Since the pressure rises above the pressure rise point H in FIG. 5, it is now possible to prevent the compressor that was operating before the predicted injection from stopping due to the pressure rise. Therefore, the load-side pressure is not lowered below the usable pressure, energy is saved compared to conventional control, and the control system can be stabilized.

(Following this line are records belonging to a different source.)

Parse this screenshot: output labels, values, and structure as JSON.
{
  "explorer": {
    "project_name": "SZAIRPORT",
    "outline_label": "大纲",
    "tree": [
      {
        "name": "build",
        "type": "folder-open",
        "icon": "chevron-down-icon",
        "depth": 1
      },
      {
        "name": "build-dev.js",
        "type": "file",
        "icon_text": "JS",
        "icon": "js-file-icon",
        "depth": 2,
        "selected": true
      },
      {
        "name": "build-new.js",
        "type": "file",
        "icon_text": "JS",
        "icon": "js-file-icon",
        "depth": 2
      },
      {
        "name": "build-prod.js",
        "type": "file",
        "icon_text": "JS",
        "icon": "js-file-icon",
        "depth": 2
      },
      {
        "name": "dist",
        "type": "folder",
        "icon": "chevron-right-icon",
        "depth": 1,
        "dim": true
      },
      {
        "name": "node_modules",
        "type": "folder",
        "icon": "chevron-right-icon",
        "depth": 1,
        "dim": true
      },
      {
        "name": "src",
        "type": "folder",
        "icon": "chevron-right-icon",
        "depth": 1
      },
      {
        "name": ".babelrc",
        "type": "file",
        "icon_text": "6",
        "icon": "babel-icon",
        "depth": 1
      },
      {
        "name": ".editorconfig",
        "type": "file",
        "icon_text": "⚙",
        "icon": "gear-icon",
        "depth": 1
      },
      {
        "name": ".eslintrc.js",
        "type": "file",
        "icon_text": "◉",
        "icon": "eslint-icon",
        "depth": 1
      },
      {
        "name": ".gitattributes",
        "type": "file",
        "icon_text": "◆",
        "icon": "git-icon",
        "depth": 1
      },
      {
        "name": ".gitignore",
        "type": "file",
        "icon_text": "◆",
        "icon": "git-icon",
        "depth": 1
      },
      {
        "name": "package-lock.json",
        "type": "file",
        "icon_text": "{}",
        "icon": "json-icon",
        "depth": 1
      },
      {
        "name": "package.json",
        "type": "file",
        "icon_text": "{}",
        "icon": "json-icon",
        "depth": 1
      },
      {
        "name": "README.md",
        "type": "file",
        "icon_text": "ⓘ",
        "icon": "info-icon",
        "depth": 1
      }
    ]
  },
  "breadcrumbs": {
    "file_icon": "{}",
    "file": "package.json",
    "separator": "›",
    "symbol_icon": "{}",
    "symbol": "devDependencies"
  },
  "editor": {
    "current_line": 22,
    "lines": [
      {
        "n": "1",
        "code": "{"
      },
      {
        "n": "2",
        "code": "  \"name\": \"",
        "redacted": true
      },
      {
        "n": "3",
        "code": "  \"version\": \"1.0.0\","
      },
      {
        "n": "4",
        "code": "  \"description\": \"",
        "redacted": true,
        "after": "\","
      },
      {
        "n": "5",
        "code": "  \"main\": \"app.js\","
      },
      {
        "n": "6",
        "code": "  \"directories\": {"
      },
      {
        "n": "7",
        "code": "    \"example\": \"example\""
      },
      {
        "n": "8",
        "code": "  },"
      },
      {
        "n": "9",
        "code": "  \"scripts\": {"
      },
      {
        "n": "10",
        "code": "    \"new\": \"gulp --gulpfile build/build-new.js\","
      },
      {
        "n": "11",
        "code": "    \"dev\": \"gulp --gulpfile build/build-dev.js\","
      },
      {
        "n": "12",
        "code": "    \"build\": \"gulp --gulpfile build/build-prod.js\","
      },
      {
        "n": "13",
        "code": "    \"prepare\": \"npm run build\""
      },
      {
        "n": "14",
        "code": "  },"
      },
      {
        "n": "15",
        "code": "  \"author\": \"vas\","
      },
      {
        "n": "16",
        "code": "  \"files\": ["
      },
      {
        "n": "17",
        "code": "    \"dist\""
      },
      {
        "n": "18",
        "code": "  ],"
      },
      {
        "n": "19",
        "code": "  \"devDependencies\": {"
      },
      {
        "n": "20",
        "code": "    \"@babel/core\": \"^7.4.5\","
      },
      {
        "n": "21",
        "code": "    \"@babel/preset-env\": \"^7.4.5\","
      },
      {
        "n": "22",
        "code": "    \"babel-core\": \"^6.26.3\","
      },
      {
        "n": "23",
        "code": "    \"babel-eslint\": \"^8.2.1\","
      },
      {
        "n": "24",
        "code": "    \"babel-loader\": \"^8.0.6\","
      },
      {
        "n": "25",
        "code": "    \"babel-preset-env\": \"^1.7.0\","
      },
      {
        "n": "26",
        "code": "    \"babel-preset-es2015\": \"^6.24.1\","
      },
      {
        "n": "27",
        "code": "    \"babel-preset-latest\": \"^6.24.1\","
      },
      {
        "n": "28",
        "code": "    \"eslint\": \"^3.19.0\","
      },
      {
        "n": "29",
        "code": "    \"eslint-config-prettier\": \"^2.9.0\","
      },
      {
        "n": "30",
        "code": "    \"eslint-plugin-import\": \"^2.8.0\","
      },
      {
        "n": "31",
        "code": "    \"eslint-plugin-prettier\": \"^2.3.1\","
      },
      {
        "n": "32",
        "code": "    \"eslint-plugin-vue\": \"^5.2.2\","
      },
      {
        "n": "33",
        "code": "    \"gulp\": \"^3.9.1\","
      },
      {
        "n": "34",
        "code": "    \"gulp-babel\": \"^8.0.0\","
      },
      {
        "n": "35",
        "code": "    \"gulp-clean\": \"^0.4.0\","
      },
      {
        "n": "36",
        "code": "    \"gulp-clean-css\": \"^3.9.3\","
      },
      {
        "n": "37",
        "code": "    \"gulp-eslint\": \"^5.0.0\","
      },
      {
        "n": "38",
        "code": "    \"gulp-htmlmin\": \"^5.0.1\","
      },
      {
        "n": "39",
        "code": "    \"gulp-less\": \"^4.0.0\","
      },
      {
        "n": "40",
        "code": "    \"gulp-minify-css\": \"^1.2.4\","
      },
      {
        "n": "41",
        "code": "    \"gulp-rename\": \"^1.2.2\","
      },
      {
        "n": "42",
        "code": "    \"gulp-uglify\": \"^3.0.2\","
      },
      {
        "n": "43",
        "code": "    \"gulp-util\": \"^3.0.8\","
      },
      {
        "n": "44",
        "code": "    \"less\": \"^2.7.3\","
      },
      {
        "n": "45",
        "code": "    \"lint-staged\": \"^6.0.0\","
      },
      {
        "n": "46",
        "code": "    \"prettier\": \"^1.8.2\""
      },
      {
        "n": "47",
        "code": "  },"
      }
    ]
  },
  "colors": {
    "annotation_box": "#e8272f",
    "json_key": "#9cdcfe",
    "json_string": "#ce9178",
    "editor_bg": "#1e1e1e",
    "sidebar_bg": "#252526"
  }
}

Further, since a lock timer and a lock contact may be provided in the predictive input control circuit, it can be realized with a simple circuit.

[Brief explanation of drawings]

Figure 1 is a conventional load-side pressure-time characteristic diagram, Figure 2
Figure 3 shows the compressed air load side used air volume vs. time characteristic diagram, Figure 3 shows the conventional number of operating compressors vs. time characteristic diagram, Figure 4 shows the predicted injection command of the present invention vs. time characteristic diagram, and Figure 5 shows the time characteristic diagram.
Figure 6 is a load side pressure-time characteristic diagram of the present invention, Figure 6 is a compressor operation number-time characteristic diagram of the present invention, Figure 7 is an electric circuit diagram of an embodiment of the present invention, and Figure 8 is a diagram of the time characteristic diagram. 7
This is a time chart. HX...Pressure increase relay, T24X...Amplification relay.

Claims (1)

[Claims] 1 A schedule timer setting circuit, a pressure reduction circuit, a pressure increase circuit, and a lock circuit are connected in parallel to a control circuit that predictably turns on multiple compressors, and when the schedule timer is set in the timer setting circuit, the excitation is activated. an amplifying relay, the pressure reducing circuit and the locking circuit having first and second contacts that close when the amplifying relay is energized;
When the contact closes, a compressor start command relay is installed in the low pressure circuit that gives a start command to the compressor and forcibly reduces the pressure of the compressor, and when the second contact closes, the load usage of the lock circuit increases. Predictive start-up of an air compressor characterized in that a locking relay is provided which is energized only for a certain period of time, and when the locking relay is energized, a locking contact of a pressure increasing circuit is opened and the pressure increasing circuit is forcibly locked. control circuit.